+2
-1
bugün insanlık için küçük kendim için büyük bir karar aldım, bir daha şu 3 konu üzerinden kimseyle tartışmayacağım:
1- din, 2- siyaset, 3- tavuğun mu yumurtadan yoksa yumurtanın mı tavuktan çıktığı.
sadece buraya bunlarla ilgili birkaç tweet atıp tüm bilgi ve fikirlerimi sonsuza dek beynimin zifiri kuytularına gömecem.
öncelikle din hakkında tartışmama sebebim herhalde her özgür fikirli insanların malumudur. yeni fikirlere tümüyle kapalı kişiler için
aklın ve mantığın pek önemli olduğunu sanmıyorum. bunları diğer insanlardan ayıran en önemli özellikleri bilim ve akılcılıktan bihaber
olmalarıdır yalnızca. bir düşünceye körü körüne bağlı ve o düşüncesinden şüphe etmekten dahi çekinen insanlarla tartışamazsınız.
siyasette de durum çok farklı değil ama siyasi duruşlar daha çok vatan, millet ve birey kavramlarına biçilen değerlerle ilintili olduğundan
bunları tartışmak tamamen boş uğraştır diyemeyiz. neyse ki bu değerleri özgürce seçebildiğimiz bir ülkede yaşıyoruz ancak bu fikirlerimizi
eyleme dökme konusunda o kadar özgür olduğumuz söylenemez. nedeni sanıyorum çok açık; bir ülkenin halihazırda var olan yönetim şekline aykırı
eylemler her daim düzeni bozucu unsurlar olmuşlardır ve devlet denilen olgu da bu düzeni sağlamak için var zaten.
yani bir ülke anarşizm anlayışını benimsemediği sürece vatandaşları her daim kısıtlamalara maruzdur ve o ülke için özgürlükten söz edilemez.
evet şu an en gelişmiş ülkeler olarak gösterilen amerika da özgür bir ülke değil, ingiltere de değil, rusya da değil. türkiye hiç değil.
haliyle amerika en özgür, ingiltere %70 oranında özgür, türkiye suriye'den daha özgür, afganistan pek özgür bir ülke değil gibi söylemler de
felsefi açıdan değersizdir zira özgürlük kendi içindeki tanımı nedeniyle biraz özgür, çok özgür, şu oranda özgür gibi ayrımları reddeder.
yani ya özgürsündür ya da sistem tarafından kısıtlanmış durumdasındır.
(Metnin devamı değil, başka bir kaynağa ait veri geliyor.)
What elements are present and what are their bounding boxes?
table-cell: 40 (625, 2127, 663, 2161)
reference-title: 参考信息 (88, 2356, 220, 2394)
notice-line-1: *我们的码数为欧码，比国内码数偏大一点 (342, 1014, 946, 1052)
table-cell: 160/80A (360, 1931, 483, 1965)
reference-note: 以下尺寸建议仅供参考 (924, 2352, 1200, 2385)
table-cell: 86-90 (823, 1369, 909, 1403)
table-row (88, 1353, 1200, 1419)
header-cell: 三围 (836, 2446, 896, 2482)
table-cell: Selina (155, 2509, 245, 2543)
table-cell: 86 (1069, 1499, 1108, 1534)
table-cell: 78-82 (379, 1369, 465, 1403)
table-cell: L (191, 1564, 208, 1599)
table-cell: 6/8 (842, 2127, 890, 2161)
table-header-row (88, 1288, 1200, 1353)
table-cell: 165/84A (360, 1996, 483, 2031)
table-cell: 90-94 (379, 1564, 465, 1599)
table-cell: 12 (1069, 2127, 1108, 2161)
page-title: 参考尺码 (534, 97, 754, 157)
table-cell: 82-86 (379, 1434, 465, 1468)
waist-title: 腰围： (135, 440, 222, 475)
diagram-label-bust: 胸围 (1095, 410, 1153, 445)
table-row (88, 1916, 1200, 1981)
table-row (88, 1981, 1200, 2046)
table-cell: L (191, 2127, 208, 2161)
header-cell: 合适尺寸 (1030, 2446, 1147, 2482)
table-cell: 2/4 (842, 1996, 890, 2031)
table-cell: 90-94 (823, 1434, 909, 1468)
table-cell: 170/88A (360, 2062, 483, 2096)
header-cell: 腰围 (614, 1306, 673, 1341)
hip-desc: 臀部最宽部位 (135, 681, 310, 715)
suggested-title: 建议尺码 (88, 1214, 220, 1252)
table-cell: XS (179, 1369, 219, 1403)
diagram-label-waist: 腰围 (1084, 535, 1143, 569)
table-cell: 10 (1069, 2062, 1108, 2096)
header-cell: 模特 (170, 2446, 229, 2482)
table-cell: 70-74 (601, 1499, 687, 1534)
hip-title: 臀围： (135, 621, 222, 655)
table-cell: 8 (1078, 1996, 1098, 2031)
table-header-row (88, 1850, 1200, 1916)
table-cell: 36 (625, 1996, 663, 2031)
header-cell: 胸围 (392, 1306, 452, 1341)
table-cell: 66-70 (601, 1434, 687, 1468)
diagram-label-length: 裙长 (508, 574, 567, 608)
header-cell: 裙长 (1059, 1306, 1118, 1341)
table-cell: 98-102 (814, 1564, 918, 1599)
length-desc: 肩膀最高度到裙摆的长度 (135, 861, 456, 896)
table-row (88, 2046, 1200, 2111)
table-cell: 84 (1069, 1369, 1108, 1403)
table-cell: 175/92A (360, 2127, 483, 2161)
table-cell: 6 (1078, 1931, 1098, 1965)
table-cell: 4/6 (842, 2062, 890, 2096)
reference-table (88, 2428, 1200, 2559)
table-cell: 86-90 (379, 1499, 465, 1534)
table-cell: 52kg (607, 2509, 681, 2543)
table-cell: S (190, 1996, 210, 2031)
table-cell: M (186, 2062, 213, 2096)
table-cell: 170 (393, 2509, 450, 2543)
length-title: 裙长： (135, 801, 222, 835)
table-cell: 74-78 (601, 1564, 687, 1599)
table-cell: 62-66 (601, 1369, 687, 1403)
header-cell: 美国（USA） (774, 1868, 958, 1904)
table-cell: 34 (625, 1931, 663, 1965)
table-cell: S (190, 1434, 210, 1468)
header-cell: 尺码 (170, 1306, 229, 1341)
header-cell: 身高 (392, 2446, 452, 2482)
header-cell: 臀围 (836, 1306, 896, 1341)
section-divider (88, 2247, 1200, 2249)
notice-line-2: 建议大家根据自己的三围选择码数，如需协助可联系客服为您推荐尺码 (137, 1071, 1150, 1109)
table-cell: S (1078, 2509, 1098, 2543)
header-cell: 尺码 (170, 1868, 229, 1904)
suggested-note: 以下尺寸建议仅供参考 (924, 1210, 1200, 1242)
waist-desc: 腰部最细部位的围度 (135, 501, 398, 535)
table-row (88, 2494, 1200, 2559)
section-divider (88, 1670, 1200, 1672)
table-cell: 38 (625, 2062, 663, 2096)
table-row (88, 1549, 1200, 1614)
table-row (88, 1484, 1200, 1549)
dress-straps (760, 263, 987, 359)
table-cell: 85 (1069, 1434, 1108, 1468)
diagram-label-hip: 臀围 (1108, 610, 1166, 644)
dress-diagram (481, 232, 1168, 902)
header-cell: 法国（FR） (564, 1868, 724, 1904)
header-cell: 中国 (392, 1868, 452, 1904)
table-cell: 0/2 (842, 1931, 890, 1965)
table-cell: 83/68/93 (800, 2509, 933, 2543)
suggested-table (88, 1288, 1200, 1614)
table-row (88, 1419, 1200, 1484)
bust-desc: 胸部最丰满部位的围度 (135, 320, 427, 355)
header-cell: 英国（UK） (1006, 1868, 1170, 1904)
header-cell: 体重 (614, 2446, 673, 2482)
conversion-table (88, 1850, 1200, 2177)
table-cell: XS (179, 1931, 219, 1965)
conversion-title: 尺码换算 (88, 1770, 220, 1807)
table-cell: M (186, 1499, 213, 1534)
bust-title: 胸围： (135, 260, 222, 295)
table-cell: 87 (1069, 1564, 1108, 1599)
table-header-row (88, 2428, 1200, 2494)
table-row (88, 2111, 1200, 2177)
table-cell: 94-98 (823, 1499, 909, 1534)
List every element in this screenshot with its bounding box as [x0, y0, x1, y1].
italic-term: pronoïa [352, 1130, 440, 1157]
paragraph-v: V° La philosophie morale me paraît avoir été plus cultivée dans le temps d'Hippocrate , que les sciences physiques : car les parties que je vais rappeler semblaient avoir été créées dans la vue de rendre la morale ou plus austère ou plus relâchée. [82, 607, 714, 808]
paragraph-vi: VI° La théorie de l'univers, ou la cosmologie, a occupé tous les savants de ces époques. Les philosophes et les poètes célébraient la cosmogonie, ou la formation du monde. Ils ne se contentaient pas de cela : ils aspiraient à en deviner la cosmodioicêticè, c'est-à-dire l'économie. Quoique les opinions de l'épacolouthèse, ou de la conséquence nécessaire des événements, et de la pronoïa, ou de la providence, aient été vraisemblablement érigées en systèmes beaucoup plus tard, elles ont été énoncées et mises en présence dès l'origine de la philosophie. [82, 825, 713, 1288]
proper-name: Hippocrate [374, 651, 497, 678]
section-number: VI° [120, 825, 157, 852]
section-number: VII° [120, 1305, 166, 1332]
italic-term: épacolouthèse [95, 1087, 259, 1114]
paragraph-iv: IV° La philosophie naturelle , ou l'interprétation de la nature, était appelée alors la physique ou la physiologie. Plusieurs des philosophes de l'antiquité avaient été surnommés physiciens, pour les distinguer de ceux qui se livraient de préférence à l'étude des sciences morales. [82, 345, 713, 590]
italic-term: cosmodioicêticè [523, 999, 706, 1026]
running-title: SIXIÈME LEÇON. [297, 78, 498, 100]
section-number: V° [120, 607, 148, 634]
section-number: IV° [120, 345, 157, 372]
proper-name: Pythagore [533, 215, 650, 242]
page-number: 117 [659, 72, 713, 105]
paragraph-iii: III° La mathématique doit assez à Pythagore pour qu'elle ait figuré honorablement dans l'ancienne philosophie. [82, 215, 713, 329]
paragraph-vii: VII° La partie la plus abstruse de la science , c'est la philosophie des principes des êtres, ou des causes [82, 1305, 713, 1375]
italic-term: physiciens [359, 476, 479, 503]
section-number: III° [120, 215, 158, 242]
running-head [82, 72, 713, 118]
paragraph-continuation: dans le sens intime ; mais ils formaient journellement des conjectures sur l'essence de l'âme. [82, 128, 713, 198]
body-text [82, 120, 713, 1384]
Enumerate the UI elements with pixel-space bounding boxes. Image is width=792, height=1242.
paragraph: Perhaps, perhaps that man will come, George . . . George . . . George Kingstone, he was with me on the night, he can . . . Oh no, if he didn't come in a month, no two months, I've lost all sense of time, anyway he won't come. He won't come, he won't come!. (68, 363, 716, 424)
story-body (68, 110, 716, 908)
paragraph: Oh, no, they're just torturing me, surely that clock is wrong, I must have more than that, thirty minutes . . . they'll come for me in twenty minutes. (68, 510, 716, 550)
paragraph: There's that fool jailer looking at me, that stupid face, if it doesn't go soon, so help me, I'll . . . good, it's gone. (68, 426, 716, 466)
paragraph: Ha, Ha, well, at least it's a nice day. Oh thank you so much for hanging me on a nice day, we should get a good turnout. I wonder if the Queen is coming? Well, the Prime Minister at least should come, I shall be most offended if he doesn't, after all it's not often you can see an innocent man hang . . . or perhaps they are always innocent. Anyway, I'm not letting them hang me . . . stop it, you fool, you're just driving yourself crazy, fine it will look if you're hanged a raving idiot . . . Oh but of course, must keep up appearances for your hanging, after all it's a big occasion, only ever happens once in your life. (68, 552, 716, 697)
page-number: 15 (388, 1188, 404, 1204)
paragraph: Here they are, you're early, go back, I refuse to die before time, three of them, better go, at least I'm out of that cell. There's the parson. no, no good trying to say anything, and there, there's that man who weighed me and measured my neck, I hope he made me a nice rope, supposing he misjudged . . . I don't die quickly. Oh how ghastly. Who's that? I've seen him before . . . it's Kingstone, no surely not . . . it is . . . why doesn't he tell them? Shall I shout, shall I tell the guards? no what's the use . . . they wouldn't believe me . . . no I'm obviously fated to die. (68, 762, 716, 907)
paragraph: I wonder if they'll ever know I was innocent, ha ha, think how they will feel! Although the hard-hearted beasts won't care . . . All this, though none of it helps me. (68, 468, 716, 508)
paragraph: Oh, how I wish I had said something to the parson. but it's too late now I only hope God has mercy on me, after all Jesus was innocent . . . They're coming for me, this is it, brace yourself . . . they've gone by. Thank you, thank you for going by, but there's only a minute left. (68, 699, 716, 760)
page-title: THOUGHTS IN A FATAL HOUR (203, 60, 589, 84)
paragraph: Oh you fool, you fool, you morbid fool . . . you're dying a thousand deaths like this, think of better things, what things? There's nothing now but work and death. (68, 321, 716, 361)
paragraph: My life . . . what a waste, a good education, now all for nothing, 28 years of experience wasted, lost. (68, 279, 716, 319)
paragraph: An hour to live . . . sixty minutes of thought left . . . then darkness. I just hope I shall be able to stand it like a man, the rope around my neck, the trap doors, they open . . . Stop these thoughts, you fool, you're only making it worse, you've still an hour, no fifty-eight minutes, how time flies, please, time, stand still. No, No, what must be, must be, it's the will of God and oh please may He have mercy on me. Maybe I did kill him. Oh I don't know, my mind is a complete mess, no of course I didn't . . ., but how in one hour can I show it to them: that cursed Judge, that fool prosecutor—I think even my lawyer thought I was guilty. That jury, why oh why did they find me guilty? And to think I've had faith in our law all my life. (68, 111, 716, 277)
tavuğu tartışmama sebebim daha açık. henüz insan olmuş değiller, evrimleşip insan gibi mükemmel(!) bir hale gelene kadar tartışılmamaları
gerektiğini düşünüyorum. bir de tartışmak çok spesifik bir tabir gibi durdu şu ana kadar anlattıklarım her türlü görüş bildirme durumları
için geçerlidir bana kalırsa. ama şimdi çoğunuza ironik de gelecek olsa son kez din ve tanrı hakkında tüm düşündüklerimi
yazacam hem içimdekileri boşaltmış olurum hem de ne kadar mantıklı ve açık fikirli insanlara bir şeyler katsam o kadar mutlu olurum.
şimdiye kadar kime ateistim dediysem her seferinde ilk tepkileri "o zaman neden yaşıyorsun? veya
neden ahlaksızlık yapmıyorsun?" oldu. ilk sorunun aslında tümümüz için geçerli tamamen bilimsel bir cevabı var ama bu evrime inanmayanları
pek tatmin etmeyecektir muhtemelen. yine de yazayım; elbette tüm hayvanlar alemi gibi biz insanlar da atalarımızın -genlerini nesilden nesle
aktararak- aşama aşama geliştirmiş olduğu içgüdülere sahibiz ve bunlardan belki en temel olan 'yaşama içgüdüsü' bu soruya verilebilecek en
bilimsel cevaptır. hatta hayatta kalmak için sahip olmamız gereken 'güç' de bunun bir sonucudur. yani canlılardaki yaşama içgüdüsü nedeniyle
güçlü olanlar hayatta kalıp nesillerini devam ettirirler. yaşama içgüdüsüde evrimsel aşamadaki en önemli özellik olarak bir sonraki nesillere
aktarılmıştır. bu açıdan bakıldığında yaşamın tek amacı hayatta kalmak ve üreyip genlerini bir sonraki nesillere aktarmaktır da denilebilir.